Now here is the issue … when I specify that I want a blog summary and link targeted to people interested in anti-racism, or the LGBTQ community, or diversity trainers for example, I am trying to appeal to people who are interested in those topics with a desire to learn or find resources. But the Facebook algorithm pushes the ad to all people who have commented or engaged around those topics, including those who write nasty comments about those topics.

Now whenever I promote a blog on a diversity topic, I often receive 20 – 30 comments, 95% of them nasty and hateful. A small handful voice disagreement in a respectful way that encourages a dialogue, but a vast majority are hateful nasty comments about the group I am writing about, or personal attacks telling me I can go to a certain very hot place, or to copulate with myself (I assume you get the drift.)

Why are there so many toxic people who only want to spread poison everywhere?

Some of these comments are truly over the top. Examples:
• When one young gay man who got fired from his job for being gay  found my blog encouraging, another reader called him a faggot who deserved to be fired, and should go to hell. (I reported this to Facebook and they replied this did NOT violate their community standards.)
• In response to a blog fighting Islamaphobia, someone posted a photo of an Arab holding a severed baby head declaring that the intent of all Muslims in the US was to kill our children.
• One women summarily declaring that transgender people are all mentally ill.

Often I will check the Facebook feed of the individuals who write this stuff, and normally 80% of their feeds are nasty hateful attacks of people who are not like them. Their Facebook feeds are full of hate, nastiness and poison.

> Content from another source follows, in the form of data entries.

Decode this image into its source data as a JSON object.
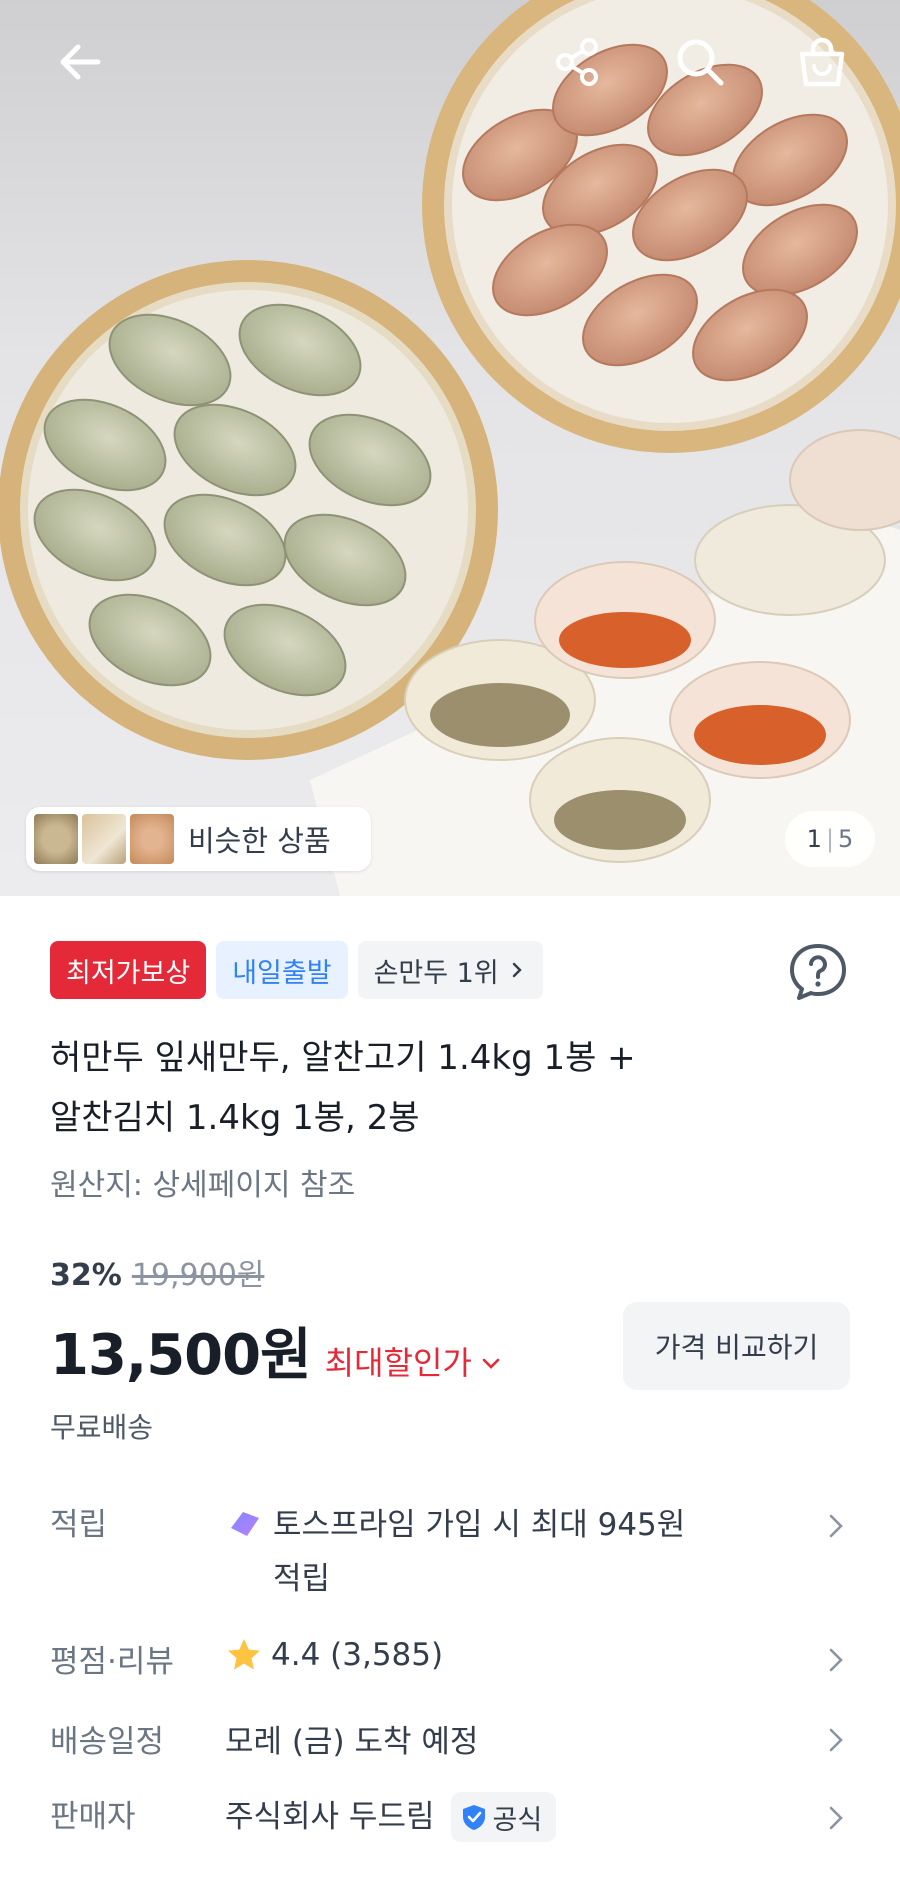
{
  "hero": {
    "similar_label": "비슷한 상품",
    "pager_current": "1",
    "pager_total": "5"
  },
  "topbar": {
    "back_icon": "arrow-left-icon",
    "share_icon": "share-icon",
    "search_icon": "search-icon",
    "cart_icon": "shopping-bag-icon"
  },
  "badges": {
    "lowest_price": "최저가보상",
    "tomorrow": "내일출발",
    "rank": "손만두 1위"
  },
  "product": {
    "title_line1": "허만두 잎새만두, 알찬고기 1.4kg 1봉 +",
    "title_line2": "알찬김치 1.4kg 1봉, 2봉",
    "origin": "원산지: 상세페이지 참조"
  },
  "price": {
    "discount": "32%",
    "original": "19,900원",
    "current": "13,500원",
    "max_discount": "최대할인가",
    "compare": "가격 비교하기",
    "shipping": "무료배송"
  },
  "info": {
    "points_key": "적립",
    "points_line1": "토스프라임 가입 시 최대 945원",
    "points_line2": "적립",
    "rating_key": "평점·리뷰",
    "rating_value": "4.4 (3,585)",
    "delivery_key": "배송일정",
    "delivery_value": "모레 (금) 도착 예정",
    "seller_key": "판매자",
    "seller_value": "주식회사 두드림",
    "official": "공식"
  },
  "colors": {
    "red": "#e42939",
    "blue": "#3182f6",
    "star": "#ffc342"
  }
}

Sadly, having diverse people who may read my posts, but then see these harmful nasty comments before I get a chance to remove them, may cause more harm than good, so I think I will stop using Facebook marketing. I have tried to engage Facebook on this issue, and I even have some suggestions in how to fix and address this, but Facebook refuses to engage with me.  We really do need a safe space for nurturing forums for marginalized communities void of hate and attacks.

Thanks for listening to and reading this rant.